A peculiar feature of the Sámi noaidevuohta is the use of the Sámi drum. The Sámi drum is used for drum journeys, but also for questioning and predictions.
A shaman/noaidi became typically chosen by the community. The people in the community became aware of the abilities of the person, and they stated that this person was a shaman. Shamanic abilities can be transmitted from one shaman to another. That can happen through heredity, or it can happen by one shaman's appointing a successor or "colleague." It is noteworthy that courses and instructions in Shamanism were also held in old times.

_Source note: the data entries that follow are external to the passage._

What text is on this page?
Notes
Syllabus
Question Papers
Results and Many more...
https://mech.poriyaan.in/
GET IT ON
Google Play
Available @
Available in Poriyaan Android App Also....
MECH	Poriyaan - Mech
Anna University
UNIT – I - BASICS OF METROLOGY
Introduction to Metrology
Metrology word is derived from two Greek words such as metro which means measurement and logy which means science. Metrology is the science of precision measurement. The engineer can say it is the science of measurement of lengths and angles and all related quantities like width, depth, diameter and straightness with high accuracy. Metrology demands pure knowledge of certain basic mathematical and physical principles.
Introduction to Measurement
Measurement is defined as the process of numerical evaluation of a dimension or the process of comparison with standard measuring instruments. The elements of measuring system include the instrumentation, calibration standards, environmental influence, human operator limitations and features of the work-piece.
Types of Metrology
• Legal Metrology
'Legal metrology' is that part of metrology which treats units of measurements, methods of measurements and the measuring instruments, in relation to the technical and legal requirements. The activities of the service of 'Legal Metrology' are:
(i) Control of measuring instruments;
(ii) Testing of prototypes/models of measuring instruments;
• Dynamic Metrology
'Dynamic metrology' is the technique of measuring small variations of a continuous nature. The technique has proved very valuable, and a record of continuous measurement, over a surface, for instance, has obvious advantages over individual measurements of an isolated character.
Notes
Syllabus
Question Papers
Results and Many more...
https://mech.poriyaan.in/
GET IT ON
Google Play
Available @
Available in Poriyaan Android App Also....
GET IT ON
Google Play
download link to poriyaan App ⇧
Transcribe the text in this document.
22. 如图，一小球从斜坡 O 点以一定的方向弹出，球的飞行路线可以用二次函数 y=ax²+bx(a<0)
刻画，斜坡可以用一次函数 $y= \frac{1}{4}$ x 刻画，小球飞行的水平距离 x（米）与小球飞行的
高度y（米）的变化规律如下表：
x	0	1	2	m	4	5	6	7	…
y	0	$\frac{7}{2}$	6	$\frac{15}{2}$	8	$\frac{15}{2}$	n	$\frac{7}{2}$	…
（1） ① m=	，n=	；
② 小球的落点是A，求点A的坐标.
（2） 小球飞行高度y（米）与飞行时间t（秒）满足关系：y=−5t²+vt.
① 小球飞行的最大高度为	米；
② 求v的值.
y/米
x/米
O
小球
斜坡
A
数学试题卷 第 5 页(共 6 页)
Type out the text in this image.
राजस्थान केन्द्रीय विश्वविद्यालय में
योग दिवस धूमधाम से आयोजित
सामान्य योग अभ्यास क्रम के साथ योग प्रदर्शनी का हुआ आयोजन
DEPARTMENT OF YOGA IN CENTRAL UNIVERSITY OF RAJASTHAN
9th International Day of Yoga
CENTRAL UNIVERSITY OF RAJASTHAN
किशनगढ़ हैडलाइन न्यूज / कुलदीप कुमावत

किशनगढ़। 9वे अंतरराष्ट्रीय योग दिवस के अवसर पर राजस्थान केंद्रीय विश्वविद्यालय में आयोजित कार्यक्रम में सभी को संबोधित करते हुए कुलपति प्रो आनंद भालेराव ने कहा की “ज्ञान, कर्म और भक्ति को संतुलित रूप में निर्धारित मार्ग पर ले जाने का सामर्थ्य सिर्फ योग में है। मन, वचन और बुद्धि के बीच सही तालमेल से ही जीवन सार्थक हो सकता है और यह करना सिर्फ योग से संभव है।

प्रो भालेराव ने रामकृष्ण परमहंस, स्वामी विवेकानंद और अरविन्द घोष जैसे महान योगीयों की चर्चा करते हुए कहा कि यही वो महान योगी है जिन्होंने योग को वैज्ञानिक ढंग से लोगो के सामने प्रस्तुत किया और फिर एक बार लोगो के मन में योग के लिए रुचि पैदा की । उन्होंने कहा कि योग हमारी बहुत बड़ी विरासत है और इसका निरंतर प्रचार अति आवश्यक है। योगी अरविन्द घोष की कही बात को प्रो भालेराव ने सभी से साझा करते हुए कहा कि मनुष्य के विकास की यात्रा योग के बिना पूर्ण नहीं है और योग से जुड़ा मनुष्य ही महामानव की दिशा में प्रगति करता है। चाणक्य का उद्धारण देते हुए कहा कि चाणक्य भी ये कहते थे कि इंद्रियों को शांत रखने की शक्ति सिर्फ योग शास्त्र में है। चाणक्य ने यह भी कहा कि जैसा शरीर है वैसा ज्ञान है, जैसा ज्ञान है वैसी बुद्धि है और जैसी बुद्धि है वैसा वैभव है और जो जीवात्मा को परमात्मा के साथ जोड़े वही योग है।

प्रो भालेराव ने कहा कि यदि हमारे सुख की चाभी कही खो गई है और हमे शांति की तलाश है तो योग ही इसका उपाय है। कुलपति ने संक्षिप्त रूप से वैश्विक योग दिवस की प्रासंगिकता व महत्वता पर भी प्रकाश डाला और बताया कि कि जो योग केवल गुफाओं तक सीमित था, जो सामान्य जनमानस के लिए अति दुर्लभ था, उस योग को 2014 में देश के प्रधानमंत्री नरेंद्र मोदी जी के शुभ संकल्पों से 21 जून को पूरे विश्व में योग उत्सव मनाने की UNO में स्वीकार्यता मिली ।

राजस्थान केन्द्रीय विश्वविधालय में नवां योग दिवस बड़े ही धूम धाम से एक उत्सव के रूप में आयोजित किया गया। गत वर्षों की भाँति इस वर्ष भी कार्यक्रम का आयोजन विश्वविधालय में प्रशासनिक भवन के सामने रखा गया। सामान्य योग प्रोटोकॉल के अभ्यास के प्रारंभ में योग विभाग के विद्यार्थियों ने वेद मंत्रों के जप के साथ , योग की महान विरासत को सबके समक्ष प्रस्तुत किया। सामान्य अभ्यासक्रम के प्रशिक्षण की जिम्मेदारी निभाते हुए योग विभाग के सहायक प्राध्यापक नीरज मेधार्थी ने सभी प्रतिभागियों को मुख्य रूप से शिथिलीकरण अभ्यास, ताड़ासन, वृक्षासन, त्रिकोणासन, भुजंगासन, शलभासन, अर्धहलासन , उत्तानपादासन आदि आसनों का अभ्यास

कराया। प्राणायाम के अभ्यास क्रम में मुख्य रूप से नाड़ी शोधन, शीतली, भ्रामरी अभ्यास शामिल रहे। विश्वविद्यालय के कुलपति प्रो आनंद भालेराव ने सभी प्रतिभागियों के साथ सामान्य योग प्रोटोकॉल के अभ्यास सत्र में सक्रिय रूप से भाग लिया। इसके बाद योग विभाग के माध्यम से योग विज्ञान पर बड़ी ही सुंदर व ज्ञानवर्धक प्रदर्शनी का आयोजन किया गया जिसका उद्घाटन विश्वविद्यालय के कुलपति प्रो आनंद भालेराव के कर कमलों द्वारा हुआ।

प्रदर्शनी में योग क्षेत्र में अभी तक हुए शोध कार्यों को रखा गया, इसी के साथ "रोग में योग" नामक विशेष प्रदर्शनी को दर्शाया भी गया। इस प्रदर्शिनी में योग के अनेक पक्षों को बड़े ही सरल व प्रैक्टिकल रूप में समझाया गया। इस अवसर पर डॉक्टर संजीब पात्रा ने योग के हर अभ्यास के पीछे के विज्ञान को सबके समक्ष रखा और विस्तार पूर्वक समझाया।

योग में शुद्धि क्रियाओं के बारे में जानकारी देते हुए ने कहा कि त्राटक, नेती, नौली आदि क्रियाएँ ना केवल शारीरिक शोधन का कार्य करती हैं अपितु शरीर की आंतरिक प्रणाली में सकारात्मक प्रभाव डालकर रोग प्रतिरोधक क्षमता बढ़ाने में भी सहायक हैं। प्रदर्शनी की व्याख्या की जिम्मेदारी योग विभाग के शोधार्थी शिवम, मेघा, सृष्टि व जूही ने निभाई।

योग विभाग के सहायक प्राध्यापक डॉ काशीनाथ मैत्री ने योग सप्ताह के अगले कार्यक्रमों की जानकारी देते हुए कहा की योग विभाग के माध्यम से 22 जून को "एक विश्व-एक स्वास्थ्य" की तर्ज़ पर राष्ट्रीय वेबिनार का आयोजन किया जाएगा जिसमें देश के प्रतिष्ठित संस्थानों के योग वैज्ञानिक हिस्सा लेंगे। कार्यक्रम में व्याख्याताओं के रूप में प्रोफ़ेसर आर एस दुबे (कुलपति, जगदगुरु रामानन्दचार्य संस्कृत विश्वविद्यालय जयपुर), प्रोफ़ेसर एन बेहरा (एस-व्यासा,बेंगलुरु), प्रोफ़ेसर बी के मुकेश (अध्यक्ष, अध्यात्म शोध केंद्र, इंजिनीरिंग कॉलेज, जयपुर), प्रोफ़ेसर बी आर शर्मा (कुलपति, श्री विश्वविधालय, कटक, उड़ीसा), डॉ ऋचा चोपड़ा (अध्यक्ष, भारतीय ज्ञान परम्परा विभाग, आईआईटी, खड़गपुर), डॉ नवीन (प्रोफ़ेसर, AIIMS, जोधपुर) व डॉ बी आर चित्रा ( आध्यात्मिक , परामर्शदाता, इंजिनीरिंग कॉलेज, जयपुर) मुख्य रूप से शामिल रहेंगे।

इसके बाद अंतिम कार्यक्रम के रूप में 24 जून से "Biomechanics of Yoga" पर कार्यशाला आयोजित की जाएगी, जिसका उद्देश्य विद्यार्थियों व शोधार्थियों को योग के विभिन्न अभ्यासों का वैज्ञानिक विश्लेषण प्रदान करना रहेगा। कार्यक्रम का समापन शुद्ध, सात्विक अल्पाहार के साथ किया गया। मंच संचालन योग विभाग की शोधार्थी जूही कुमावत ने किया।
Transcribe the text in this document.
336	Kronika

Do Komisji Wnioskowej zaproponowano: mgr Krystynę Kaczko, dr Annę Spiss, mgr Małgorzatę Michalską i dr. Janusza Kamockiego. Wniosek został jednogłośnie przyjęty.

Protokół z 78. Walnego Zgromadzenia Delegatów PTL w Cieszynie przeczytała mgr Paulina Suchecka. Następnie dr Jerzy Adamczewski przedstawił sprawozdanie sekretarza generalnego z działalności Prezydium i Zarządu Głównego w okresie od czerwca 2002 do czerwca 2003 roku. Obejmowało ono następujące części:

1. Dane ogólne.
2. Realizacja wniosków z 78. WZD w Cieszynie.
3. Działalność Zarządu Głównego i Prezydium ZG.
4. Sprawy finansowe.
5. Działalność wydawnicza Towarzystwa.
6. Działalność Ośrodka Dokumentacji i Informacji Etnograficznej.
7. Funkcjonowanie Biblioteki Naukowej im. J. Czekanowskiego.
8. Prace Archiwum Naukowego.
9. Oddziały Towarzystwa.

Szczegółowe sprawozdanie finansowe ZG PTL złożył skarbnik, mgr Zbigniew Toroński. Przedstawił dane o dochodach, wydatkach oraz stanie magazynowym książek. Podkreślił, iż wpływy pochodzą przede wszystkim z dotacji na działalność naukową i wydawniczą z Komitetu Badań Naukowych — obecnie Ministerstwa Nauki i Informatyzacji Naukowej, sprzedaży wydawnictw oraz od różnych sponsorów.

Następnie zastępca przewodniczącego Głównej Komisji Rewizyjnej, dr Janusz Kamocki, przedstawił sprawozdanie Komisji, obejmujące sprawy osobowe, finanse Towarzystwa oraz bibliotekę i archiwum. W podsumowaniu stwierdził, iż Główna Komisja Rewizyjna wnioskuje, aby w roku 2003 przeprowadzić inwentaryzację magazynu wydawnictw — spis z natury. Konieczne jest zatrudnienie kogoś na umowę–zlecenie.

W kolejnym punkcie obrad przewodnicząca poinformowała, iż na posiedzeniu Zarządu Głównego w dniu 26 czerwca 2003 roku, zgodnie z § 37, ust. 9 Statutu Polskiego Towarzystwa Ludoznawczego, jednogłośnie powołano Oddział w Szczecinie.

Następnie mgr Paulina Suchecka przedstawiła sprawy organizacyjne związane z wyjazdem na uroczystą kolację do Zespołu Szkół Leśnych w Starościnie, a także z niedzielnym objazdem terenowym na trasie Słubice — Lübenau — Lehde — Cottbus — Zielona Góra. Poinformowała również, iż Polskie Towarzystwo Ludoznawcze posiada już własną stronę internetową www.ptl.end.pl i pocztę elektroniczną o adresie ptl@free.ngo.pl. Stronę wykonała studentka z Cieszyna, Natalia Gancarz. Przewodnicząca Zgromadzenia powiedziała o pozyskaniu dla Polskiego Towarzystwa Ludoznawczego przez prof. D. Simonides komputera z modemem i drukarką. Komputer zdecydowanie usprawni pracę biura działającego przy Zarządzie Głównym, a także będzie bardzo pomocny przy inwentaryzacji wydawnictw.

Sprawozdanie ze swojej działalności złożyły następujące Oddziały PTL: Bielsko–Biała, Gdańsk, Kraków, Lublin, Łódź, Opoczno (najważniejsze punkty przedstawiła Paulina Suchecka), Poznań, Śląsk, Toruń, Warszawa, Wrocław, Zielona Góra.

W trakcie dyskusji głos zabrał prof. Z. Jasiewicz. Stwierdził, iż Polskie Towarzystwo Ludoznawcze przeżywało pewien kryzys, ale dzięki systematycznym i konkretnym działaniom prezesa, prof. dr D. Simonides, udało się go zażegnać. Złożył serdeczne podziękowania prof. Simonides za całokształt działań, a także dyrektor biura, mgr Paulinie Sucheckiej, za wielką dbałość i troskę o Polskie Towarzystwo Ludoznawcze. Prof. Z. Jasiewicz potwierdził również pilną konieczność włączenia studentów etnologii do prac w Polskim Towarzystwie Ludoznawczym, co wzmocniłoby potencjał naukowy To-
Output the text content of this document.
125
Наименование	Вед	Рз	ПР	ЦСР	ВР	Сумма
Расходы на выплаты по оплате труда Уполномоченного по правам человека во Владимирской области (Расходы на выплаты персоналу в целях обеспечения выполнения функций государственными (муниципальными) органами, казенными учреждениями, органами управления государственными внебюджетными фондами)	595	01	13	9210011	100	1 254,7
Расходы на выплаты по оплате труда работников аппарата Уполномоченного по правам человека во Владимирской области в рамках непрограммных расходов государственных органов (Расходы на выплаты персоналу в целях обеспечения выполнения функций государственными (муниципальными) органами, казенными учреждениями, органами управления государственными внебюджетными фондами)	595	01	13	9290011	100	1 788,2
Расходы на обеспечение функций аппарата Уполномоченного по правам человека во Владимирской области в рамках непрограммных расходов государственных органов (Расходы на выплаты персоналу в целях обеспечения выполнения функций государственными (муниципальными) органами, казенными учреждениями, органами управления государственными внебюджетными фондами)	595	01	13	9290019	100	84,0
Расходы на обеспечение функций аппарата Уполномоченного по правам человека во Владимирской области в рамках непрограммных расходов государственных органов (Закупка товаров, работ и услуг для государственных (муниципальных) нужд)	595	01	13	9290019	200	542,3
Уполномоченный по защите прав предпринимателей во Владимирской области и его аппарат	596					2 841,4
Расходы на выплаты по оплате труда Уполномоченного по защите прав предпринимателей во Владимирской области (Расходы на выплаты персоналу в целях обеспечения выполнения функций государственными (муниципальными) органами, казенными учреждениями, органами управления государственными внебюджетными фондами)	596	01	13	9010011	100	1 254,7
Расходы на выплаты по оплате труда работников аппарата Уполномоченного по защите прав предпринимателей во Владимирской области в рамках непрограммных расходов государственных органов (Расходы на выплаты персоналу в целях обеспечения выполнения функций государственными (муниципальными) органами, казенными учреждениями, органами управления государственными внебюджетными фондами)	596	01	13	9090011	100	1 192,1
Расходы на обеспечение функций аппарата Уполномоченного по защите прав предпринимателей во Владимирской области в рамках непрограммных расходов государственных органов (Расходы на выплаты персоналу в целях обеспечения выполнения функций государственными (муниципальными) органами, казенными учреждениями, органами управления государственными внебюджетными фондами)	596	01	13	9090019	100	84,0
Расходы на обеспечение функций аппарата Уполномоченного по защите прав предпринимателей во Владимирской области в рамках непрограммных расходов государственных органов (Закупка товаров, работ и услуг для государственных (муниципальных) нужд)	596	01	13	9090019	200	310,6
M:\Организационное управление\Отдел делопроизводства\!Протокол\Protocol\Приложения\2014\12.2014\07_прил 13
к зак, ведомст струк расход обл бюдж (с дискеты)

Frequently, ancestor spirits make a human aware of his or her abilities by creating disturbances, for example by giving the future shaman a mental disorder. Through the disease can the new shaman become aware of his or her gifts and calling as a shaman.
Shamans, for example the Sámi noaidi, have traditionally refrained from announcing their practice and their abilities. The shaman lived in close community with the other people in the village or siida. Today, the shaman does not necessarily live in the traditional surroundings in the close community. Therefore the shaman lives in a context where many do not know him or her from before. Then it may be necessary for the shaman to announce his/her ability and practice.